Hayk Mirzayans Insect Museum
- Established: 1945
- Location: Insect Taxonomy Research Department, Iranian Research Institute of Plant Protection, Evin, Tehran, Iran
- Type: Entomology
- Collection size: Over 4 million insect specimens, 20–25,000 species

= Hayk Mirzayans Insect Museum =

Largest insect collection in Iran

The Hayk Mirzayans Insect Museum (HMIM) is the largest insect collection in Iran with over 4 million insect specimens, including 20–25,000 local species, hundreds of primary types and paratypes, and a representative collection of exotic insects, especially tropical butterflies.

==History==
In 1943, Iranian entomologist JaIaI Afshar established a small entomology laboratory in the then Ministry of Agriculture in Tehran. Soon after, several Russian entomologists began collaborating with the lab. In 1945, a small group of fresh graduate students, including Hayk Mirzayans, joined the lab. Beside his regular duties in the lab and involvement in Corn Bug and locust eradication programs, Mirzayans began collecting and identifying Iranian insects, and with the help of his Russian colleagues laid the foundation of what later became the largest insect museum in the country.

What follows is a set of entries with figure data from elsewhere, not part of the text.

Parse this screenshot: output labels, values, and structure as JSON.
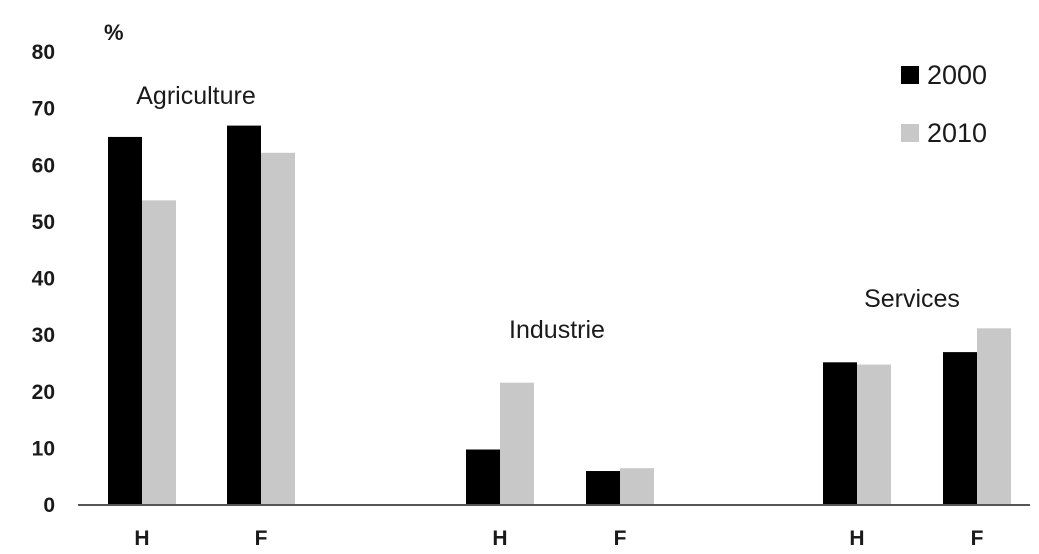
{
  "chart_data": {
    "type": "bar",
    "ylabel": "%",
    "ylim": [
      0,
      80
    ],
    "yticks": [
      0,
      10,
      20,
      30,
      40,
      50,
      60,
      70,
      80
    ],
    "grid": false,
    "legend_position": "top-right",
    "groups": [
      {
        "name": "Agriculture",
        "categories": [
          "H",
          "F"
        ]
      },
      {
        "name": "Industrie",
        "categories": [
          "H",
          "F"
        ]
      },
      {
        "name": "Services",
        "categories": [
          "H",
          "F"
        ]
      }
    ],
    "categories": [
      "H",
      "F",
      "H",
      "F",
      "H",
      "F"
    ],
    "series": [
      {
        "name": "2000",
        "color": "#000000",
        "values": [
          65,
          67,
          9.8,
          6,
          25.2,
          27
        ]
      },
      {
        "name": "2010",
        "color": "#c8c8c8",
        "values": [
          53.8,
          62.2,
          21.6,
          6.5,
          24.8,
          31.2
        ]
      }
    ]
  }
}
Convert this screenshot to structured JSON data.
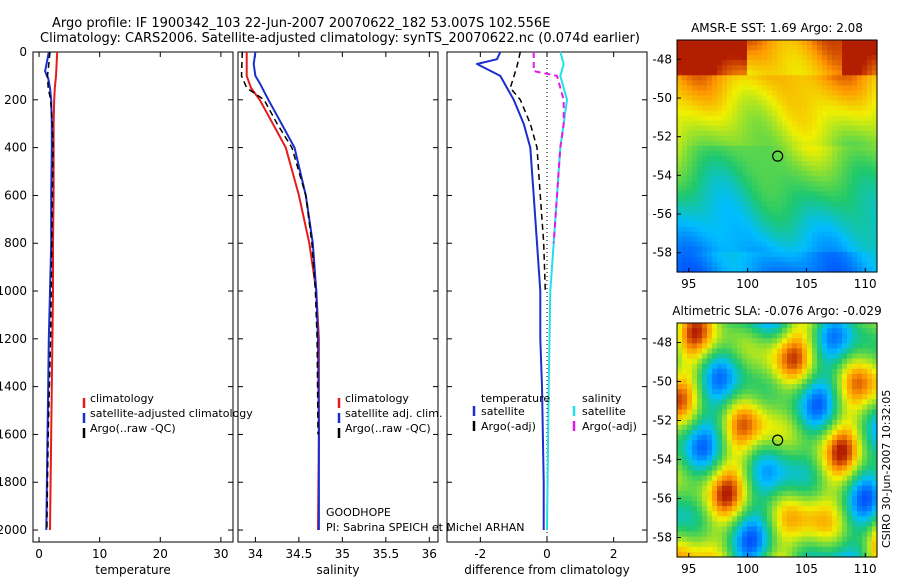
{
  "header": {
    "line1": "Argo profile: IF 1900342_103 22-Jun-2007 20070622_182 53.007S 102.556E",
    "line2": "Climatology: CARS2006. Satellite-adjusted climatology: synTS_20070622.nc (0.074d earlier)"
  },
  "chart_data": [
    {
      "type": "line",
      "id": "temperature",
      "xlabel": "temperature",
      "xlim": [
        -1,
        32
      ],
      "ylim": [
        2050,
        0
      ],
      "yreversed": true,
      "xticks": [
        0,
        10,
        20,
        30
      ],
      "yticks": [
        0,
        200,
        400,
        600,
        800,
        1000,
        1200,
        1400,
        1600,
        1800,
        2000
      ],
      "series": [
        {
          "name": "climatology",
          "color": "#e51b1b",
          "dash": false,
          "width": 2,
          "x": [
            3.0,
            2.9,
            2.8,
            2.6,
            2.5,
            2.4,
            2.4,
            2.4,
            2.3,
            2.3,
            2.2,
            2.1,
            2.0,
            1.9,
            1.8
          ],
          "y": [
            0,
            50,
            100,
            150,
            200,
            300,
            400,
            600,
            800,
            1000,
            1200,
            1400,
            1600,
            1800,
            2000
          ]
        },
        {
          "name": "satellite-adjusted climatology",
          "color": "#1c2ecc",
          "dash": false,
          "width": 2,
          "x": [
            1.6,
            1.4,
            1.0,
            1.3,
            1.5,
            1.8,
            2.0,
            2.1,
            2.1,
            2.0,
            2.0,
            1.8,
            1.6,
            1.5,
            1.4,
            1.3,
            1.2
          ],
          "y": [
            0,
            30,
            80,
            100,
            110,
            150,
            200,
            300,
            400,
            600,
            800,
            1000,
            1200,
            1400,
            1600,
            1800,
            2000
          ]
        },
        {
          "name": "Argo(..raw -QC)",
          "color": "#000000",
          "dash": true,
          "width": 1.5,
          "x": [
            1.8,
            1.6,
            1.4,
            1.5,
            1.9,
            2.2,
            2.3,
            2.2,
            2.1,
            2.0,
            1.9,
            1.7,
            1.5,
            1.4,
            1.3
          ],
          "y": [
            0,
            50,
            100,
            150,
            200,
            300,
            400,
            600,
            800,
            1000,
            1200,
            1400,
            1600,
            1800,
            2000
          ]
        }
      ],
      "legend": {
        "placement": "lower-right"
      }
    },
    {
      "type": "line",
      "id": "salinity",
      "xlabel": "salinity",
      "xlim": [
        33.8,
        36.1
      ],
      "ylim": [
        2050,
        0
      ],
      "yreversed": true,
      "xticks": [
        34,
        34.5,
        35,
        35.5,
        36
      ],
      "xticklabels": [
        "34",
        "34.5",
        "35",
        "35.5",
        "36"
      ],
      "series": [
        {
          "name": "climatology",
          "color": "#e51b1b",
          "dash": false,
          "width": 2,
          "x": [
            33.9,
            33.9,
            33.95,
            34.05,
            34.2,
            34.35,
            34.5,
            34.62,
            34.7,
            34.73,
            34.73,
            34.72
          ],
          "y": [
            0,
            100,
            150,
            200,
            300,
            400,
            600,
            800,
            1000,
            1200,
            1600,
            2000
          ]
        },
        {
          "name": "satellite adj. clim.",
          "color": "#1c2ecc",
          "dash": false,
          "width": 2,
          "x": [
            34.0,
            33.98,
            34.0,
            34.05,
            34.15,
            34.3,
            34.45,
            34.58,
            34.66,
            34.7,
            34.72,
            34.73,
            34.73
          ],
          "y": [
            0,
            50,
            100,
            130,
            200,
            300,
            400,
            600,
            800,
            1000,
            1200,
            1600,
            2000
          ]
        },
        {
          "name": "Argo(..raw -QC)",
          "color": "#000000",
          "dash": true,
          "width": 1.5,
          "x": [
            33.85,
            33.84,
            33.9,
            34.1,
            34.25,
            34.42,
            34.58,
            34.65,
            34.69,
            34.71,
            34.72
          ],
          "y": [
            0,
            100,
            150,
            200,
            300,
            400,
            600,
            800,
            1000,
            1200,
            1600
          ]
        }
      ],
      "legend": {
        "placement": "lower-right"
      },
      "annotation": [
        "GOODHOPE",
        "PI: Sabrina SPEICH et Michel ARHAN"
      ]
    },
    {
      "type": "line",
      "id": "difference",
      "xlabel": "difference from climatology",
      "xlim": [
        -3,
        3
      ],
      "ylim": [
        2050,
        0
      ],
      "yreversed": true,
      "xticks": [
        -2,
        0,
        2
      ],
      "series": [
        {
          "name": "temperature satellite",
          "color": "#1c2ecc",
          "dash": false,
          "width": 2,
          "x": [
            -1.4,
            -1.5,
            -2.1,
            -1.4,
            -1.0,
            -0.7,
            -0.5,
            -0.4,
            -0.3,
            -0.2,
            -0.2,
            -0.15,
            -0.1,
            -0.1
          ],
          "y": [
            0,
            30,
            50,
            100,
            200,
            300,
            400,
            600,
            800,
            1000,
            1200,
            1400,
            1800,
            2000
          ]
        },
        {
          "name": "temperature Argo(-adj)",
          "color": "#000000",
          "dash": true,
          "width": 1.5,
          "x": [
            -0.8,
            -0.9,
            -1.1,
            -0.8,
            -0.5,
            -0.3,
            -0.2,
            -0.1,
            -0.05
          ],
          "y": [
            0,
            60,
            150,
            200,
            300,
            400,
            600,
            800,
            1000
          ]
        },
        {
          "name": "salinity satellite",
          "color": "#22e0ea",
          "dash": false,
          "width": 2,
          "x": [
            0.4,
            0.5,
            0.4,
            0.5,
            0.6,
            0.5,
            0.4,
            0.3,
            0.2,
            0.1,
            0.05,
            0.0
          ],
          "y": [
            0,
            50,
            100,
            150,
            200,
            300,
            400,
            600,
            800,
            1000,
            1400,
            2000
          ]
        },
        {
          "name": "salinity Argo(-adj)",
          "color": "#e51be5",
          "dash": true,
          "width": 2,
          "x": [
            -0.4,
            -0.4,
            0.3,
            0.5,
            0.5,
            0.4,
            0.3,
            0.2
          ],
          "y": [
            0,
            80,
            100,
            200,
            300,
            400,
            600,
            800
          ]
        }
      ],
      "zero_line": true,
      "legend": {
        "placement": "lower",
        "groups": [
          "temperature",
          "salinity"
        ]
      }
    },
    {
      "type": "heatmap",
      "id": "sst-map",
      "title": "AMSR-E SST: 1.69  Argo: 2.08",
      "xlim": [
        94,
        111
      ],
      "ylim": [
        -59,
        -47
      ],
      "xticks": [
        95,
        100,
        105,
        110
      ],
      "yticks": [
        -48,
        -50,
        -52,
        -54,
        -56,
        -58
      ],
      "marker": {
        "lon": 102.556,
        "lat": -53.007
      }
    },
    {
      "type": "heatmap",
      "id": "sla-map",
      "title": "Altimetric SLA: -0.076  Argo: -0.029",
      "xlim": [
        94,
        111
      ],
      "ylim": [
        -59,
        -47
      ],
      "xticks": [
        95,
        100,
        105,
        110
      ],
      "yticks": [
        -48,
        -50,
        -52,
        -54,
        -56,
        -58
      ],
      "marker": {
        "lon": 102.556,
        "lat": -53.007
      }
    }
  ],
  "legends": {
    "temperature": [
      "climatology",
      "satellite-adjusted climatology",
      "Argo(..raw -QC)"
    ],
    "salinity": [
      "climatology",
      "satellite adj. clim.",
      "Argo(..raw -QC)"
    ],
    "difference": {
      "temperature_header": "temperature",
      "salinity_header": "salinity",
      "temperature_items": [
        "satellite",
        "Argo(-adj)"
      ],
      "salinity_items": [
        "satellite",
        "Argo(-adj)"
      ]
    }
  },
  "footer_stamp": "CSIRO 30-Jun-2007 10:32:05",
  "colors": {
    "red": "#e51b1b",
    "blue": "#1c2ecc",
    "black": "#000000",
    "cyan": "#22e0ea",
    "magenta": "#e51be5"
  }
}
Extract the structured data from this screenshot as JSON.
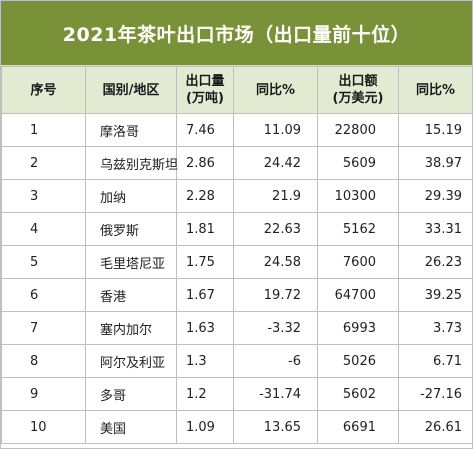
{
  "title": "2021年茶叶出口市场（出口量前十位）",
  "colors": {
    "title_bg": "#799237",
    "header_bg": "#e2ebd2",
    "border": "#bfbfbf"
  },
  "headers": {
    "rank": "序号",
    "country": "国别/地区",
    "volume_line1": "出口量",
    "volume_line2": "(万吨)",
    "volume_yoy": "同比%",
    "amount_line1": "出口额",
    "amount_line2": "(万美元)",
    "amount_yoy": "同比%"
  },
  "rows": [
    {
      "rank": "1",
      "country": "摩洛哥",
      "volume": "7.46",
      "volume_yoy": "11.09",
      "amount": "22800",
      "amount_yoy": "15.19"
    },
    {
      "rank": "2",
      "country": "乌兹别克斯坦",
      "volume": "2.86",
      "volume_yoy": "24.42",
      "amount": "5609",
      "amount_yoy": "38.97"
    },
    {
      "rank": "3",
      "country": "加纳",
      "volume": "2.28",
      "volume_yoy": "21.9",
      "amount": "10300",
      "amount_yoy": "29.39"
    },
    {
      "rank": "4",
      "country": "俄罗斯",
      "volume": "1.81",
      "volume_yoy": "22.63",
      "amount": "5162",
      "amount_yoy": "33.31"
    },
    {
      "rank": "5",
      "country": "毛里塔尼亚",
      "volume": "1.75",
      "volume_yoy": "24.58",
      "amount": "7600",
      "amount_yoy": "26.23"
    },
    {
      "rank": "6",
      "country": "香港",
      "volume": "1.67",
      "volume_yoy": "19.72",
      "amount": "64700",
      "amount_yoy": "39.25"
    },
    {
      "rank": "7",
      "country": "塞内加尔",
      "volume": "1.63",
      "volume_yoy": "-3.32",
      "amount": "6993",
      "amount_yoy": "3.73"
    },
    {
      "rank": "8",
      "country": "阿尔及利亚",
      "volume": "1.3",
      "volume_yoy": "-6",
      "amount": "5026",
      "amount_yoy": "6.71"
    },
    {
      "rank": "9",
      "country": "多哥",
      "volume": "1.2",
      "volume_yoy": "-31.74",
      "amount": "5602",
      "amount_yoy": "-27.16"
    },
    {
      "rank": "10",
      "country": "美国",
      "volume": "1.09",
      "volume_yoy": "13.65",
      "amount": "6691",
      "amount_yoy": "26.61"
    }
  ]
}
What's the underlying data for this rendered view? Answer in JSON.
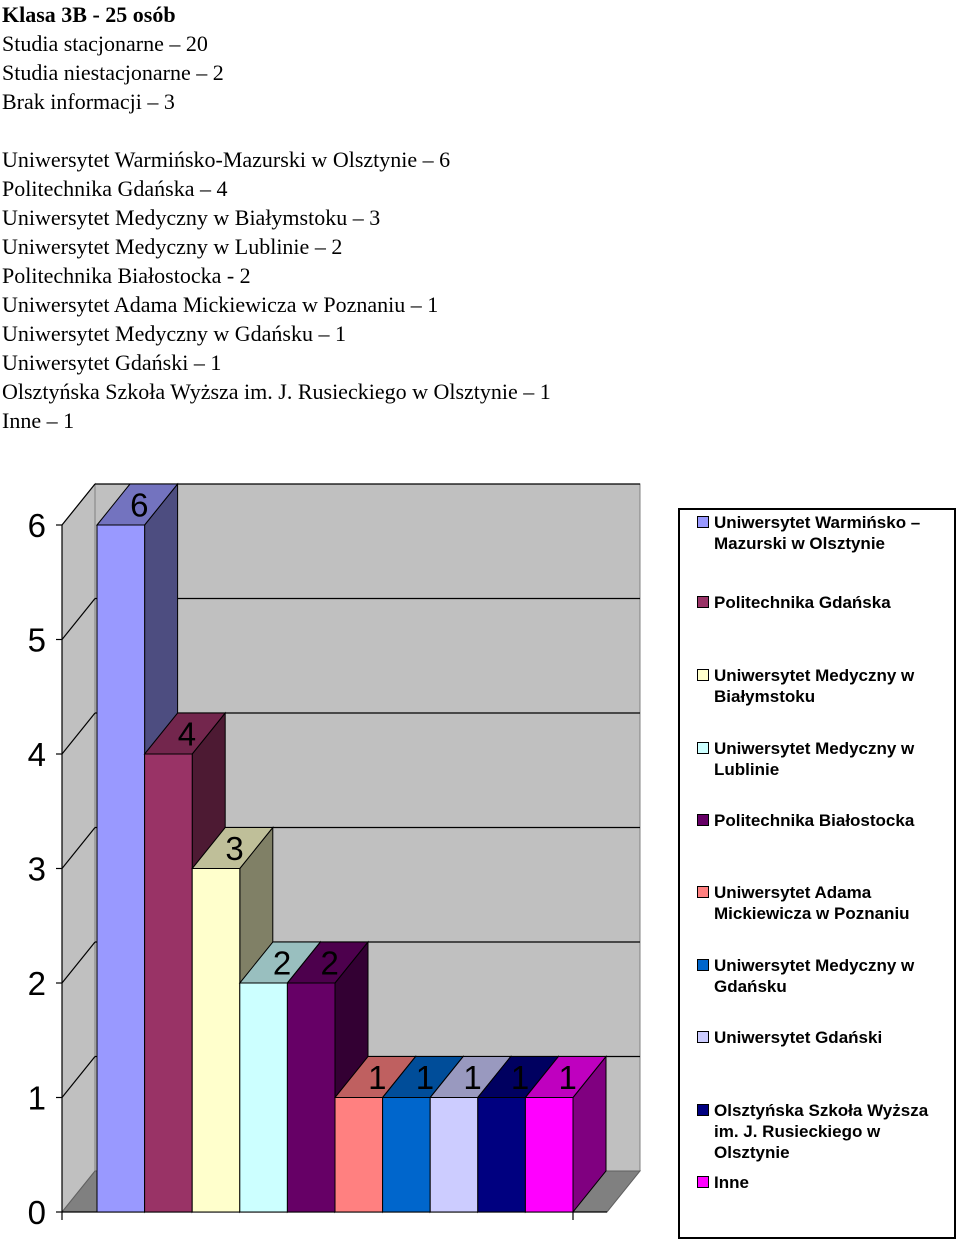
{
  "summary": {
    "title": "Klasa 3B - 25 osób",
    "lines": [
      "Studia stacjonarne – 20",
      "Studia niestacjonarne – 2",
      "Brak informacji – 3"
    ],
    "universities": [
      "Uniwersytet Warmińsko-Mazurski w Olsztynie – 6",
      "Politechnika Gdańska – 4",
      "Uniwersytet Medyczny w Białymstoku – 3",
      "Uniwersytet Medyczny w Lublinie – 2",
      "Politechnika Białostocka - 2",
      "Uniwersytet Adama Mickiewicza w Poznaniu – 1",
      "Uniwersytet Medyczny w Gdańsku – 1",
      "Uniwersytet Gdański – 1",
      "Olsztyńska Szkoła Wyższa im. J. Rusieckiego w Olsztynie – 1",
      "Inne – 1"
    ]
  },
  "chart_data": {
    "type": "bar",
    "style": "3d-column",
    "ylim": [
      0,
      6
    ],
    "yticks": [
      "0",
      "1",
      "2",
      "3",
      "4",
      "5",
      "6"
    ],
    "grid": true,
    "legend_position": "right",
    "series": [
      {
        "name": "Uniwersytet Warmińsko – Mazurski w Olsztynie",
        "value": 6,
        "label": "6",
        "color": "#9999FF"
      },
      {
        "name": "Politechnika Gdańska",
        "value": 4,
        "label": "4",
        "color": "#993366"
      },
      {
        "name": "Uniwersytet Medyczny w Białymstoku",
        "value": 3,
        "label": "3",
        "color": "#FFFFCC"
      },
      {
        "name": "Uniwersytet Medyczny w Lublinie",
        "value": 2,
        "label": "2",
        "color": "#CCFFFF"
      },
      {
        "name": "Politechnika Białostocka",
        "value": 2,
        "label": "2",
        "color": "#660066"
      },
      {
        "name": "Uniwersytet Adama Mickiewicza w Poznaniu",
        "value": 1,
        "label": "1",
        "color": "#FF8080"
      },
      {
        "name": "Uniwersytet Medyczny w Gdańsku",
        "value": 1,
        "label": "1",
        "color": "#0066CC"
      },
      {
        "name": "Uniwersytet Gdański",
        "value": 1,
        "label": "1",
        "color": "#CCCCFF"
      },
      {
        "name": "Olsztyńska Szkoła Wyższa im. J. Rusieckiego w Olsztynie",
        "value": 1,
        "label": "1",
        "color": "#000080"
      },
      {
        "name": "Inne",
        "value": 1,
        "label": "1",
        "color": "#FF00FF"
      }
    ]
  },
  "legend": {
    "items": [
      {
        "lines": [
          "Uniwersytet Warmińsko –",
          "Mazurski w Olsztynie"
        ],
        "color": "#9999FF"
      },
      {
        "lines": [
          "Politechnika Gdańska"
        ],
        "color": "#993366"
      },
      {
        "lines": [
          "Uniwersytet Medyczny w",
          "Białymstoku"
        ],
        "color": "#FFFFCC"
      },
      {
        "lines": [
          "Uniwersytet Medyczny w",
          "Lublinie"
        ],
        "color": "#CCFFFF"
      },
      {
        "lines": [
          "Politechnika Białostocka"
        ],
        "color": "#660066"
      },
      {
        "lines": [
          "Uniwersytet Adama",
          "Mickiewicza w Poznaniu"
        ],
        "color": "#FF8080"
      },
      {
        "lines": [
          "Uniwersytet Medyczny w",
          "Gdańsku"
        ],
        "color": "#0066CC"
      },
      {
        "lines": [
          "Uniwersytet Gdański"
        ],
        "color": "#CCCCFF"
      },
      {
        "lines": [
          "Olsztyńska Szkoła Wyższa",
          "im. J. Rusieckiego w",
          "Olsztynie"
        ],
        "color": "#000080"
      },
      {
        "lines": [
          "Inne"
        ],
        "color": "#FF00FF"
      }
    ]
  }
}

After the foundation of Plant Pests and Diseases Research Institute (PPDRI, now IRIPP, Iranian Research Institute of Plant Protection) in 1962, the lab was renamed to Laboratory of Entomology and Plant protection, and the insect collection became part of the Insect Taxonomy Research Department (ITRD) in the Institute’s main building. In a span of about 15 years, the collection grew.

After the Iranian Revolution in 1979, and with the retirement of a large group of researchers, the ITRD staff was reduced to only a few people, and the international collaborations were minimized. It took a decade before the department was fully re-staffed and research activities were resumed.

In the spring of 1999, after the death of Mirzayans, the collection was named the Hayk Mirzayans Insect Museum (HMIM). Today the collection holds many type specimens.

==Research==
Identification of insect fauna of Iran is the main objective of HMIM. The HMIM insect collection is spread over four main collection halls: Lepidoptera, Coleoptera, Orthoptera and Hymenoptera/Diptera.

Beside basic taxonomic research and collaborations, HMIM welcomes entomology students and research affiliates every year, advises the MSc, PhD students’ theses, offers training courses, and helps other scientific research centers in completion and maintenance of their insect collections. ITRD acts as the National Identification Service for governmental or non-governmental organizations, publishes various articles, reports, books, data banks and checklists of its holdings, and provides these information free of charge to all visitors.